Staff Association warns that further erosion of pay and conditions will deal huge blow to Service.
Courtesy of - Cliff Caswell - Police Oracle
The Government should carefully consider the implications of Tom Winsor's second set of pay recommendations if a financial blow to officers is to be avoided.
Speaking after the Home Secretary's announcement that she would be accepting the Police Arbitration Tribunal's decision on the first part of the pay review, Federation Chairman Paul McKeever said the move could push the Service to breaking point.
He asserted that morale had already been delivered a hammer blow, and that a second round of changes to conditions and pay would be "going too far".
As reported on PoliceOracle.com, the second set of the Winsor's recommendations are now imminent and will examine the long-term pay and conditions picture.
Mr McKeever said: "I would ask how much more the Government want us to take, particularly when you are taking about men and women who give so much to society.

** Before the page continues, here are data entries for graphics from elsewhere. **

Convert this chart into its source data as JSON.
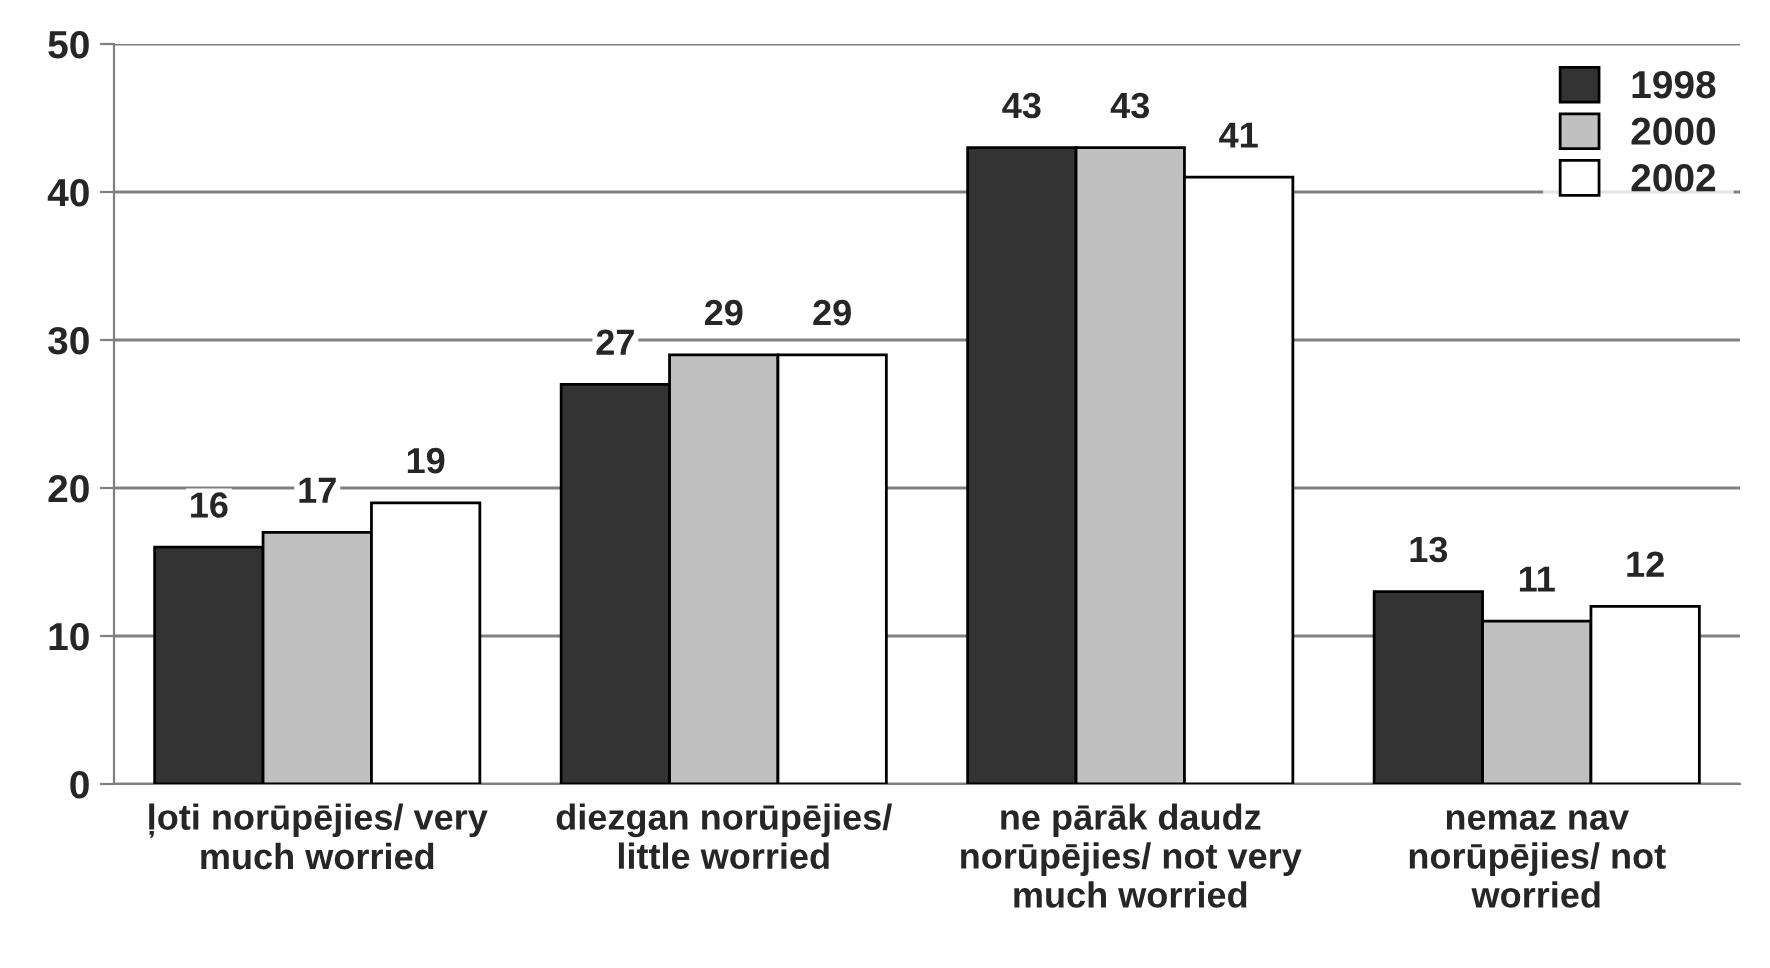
{
  "chart_data": {
    "type": "bar",
    "categories": [
      "ļoti norūpējies/ very\nmuch worried",
      "diezgan norūpējies/\nlittle worried",
      "ne pārāk daudz\nnorūpējies/ not very\nmuch worried",
      "nemaz nav\nnorūpējies/ not\nworried"
    ],
    "series": [
      {
        "name": "1998",
        "color": "#333333",
        "values": [
          16,
          27,
          43,
          13
        ]
      },
      {
        "name": "2000",
        "color": "#c0c0c0",
        "values": [
          17,
          29,
          43,
          11
        ]
      },
      {
        "name": "2002",
        "color": "#ffffff",
        "values": [
          19,
          29,
          41,
          12
        ]
      }
    ],
    "ylim": [
      0,
      50
    ],
    "yticks": [
      0,
      10,
      20,
      30,
      40,
      50
    ],
    "grid": "y",
    "legend": "top right",
    "data_labels": true
  }
}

"Winsor Part II is an exercise to take more money from them – our officers are putting their lives on the line and this is how they are being rewarded."
Mr McKeever went on the point out that cuts to police budgets meant that officers had been placed under increasing strain amid dwindling resources.
He predicted that the situation in Gloucestershire Constabulary – during which the Chief Constable Tony Melville warned that the Force was being "pushed towards a cliff edge" by funding reductions – would be replicated elsewhere.
The Chairman added: "The Government is going to have to be careful – we do not want to upset the applecart but they are at risk of putting the ship towards the rocks.
"Last year we saw the worst riots we have perhaps ever seen and the economic climate is worsening – yet we have seen decisions made on the basis of ideological teaching."
Elsewhere, Mr McKeever stressed that no decisions had yet been made about exactly what shape the staff association's annual conference in May would take.
The Chairman said: "Normally we will talk to anybody – traditionally the Home Secretary has been invited with the Policing Minister and representatives of the Opposition.
"But we shall clearly have to wait and see how the dynamic develops," he concluded.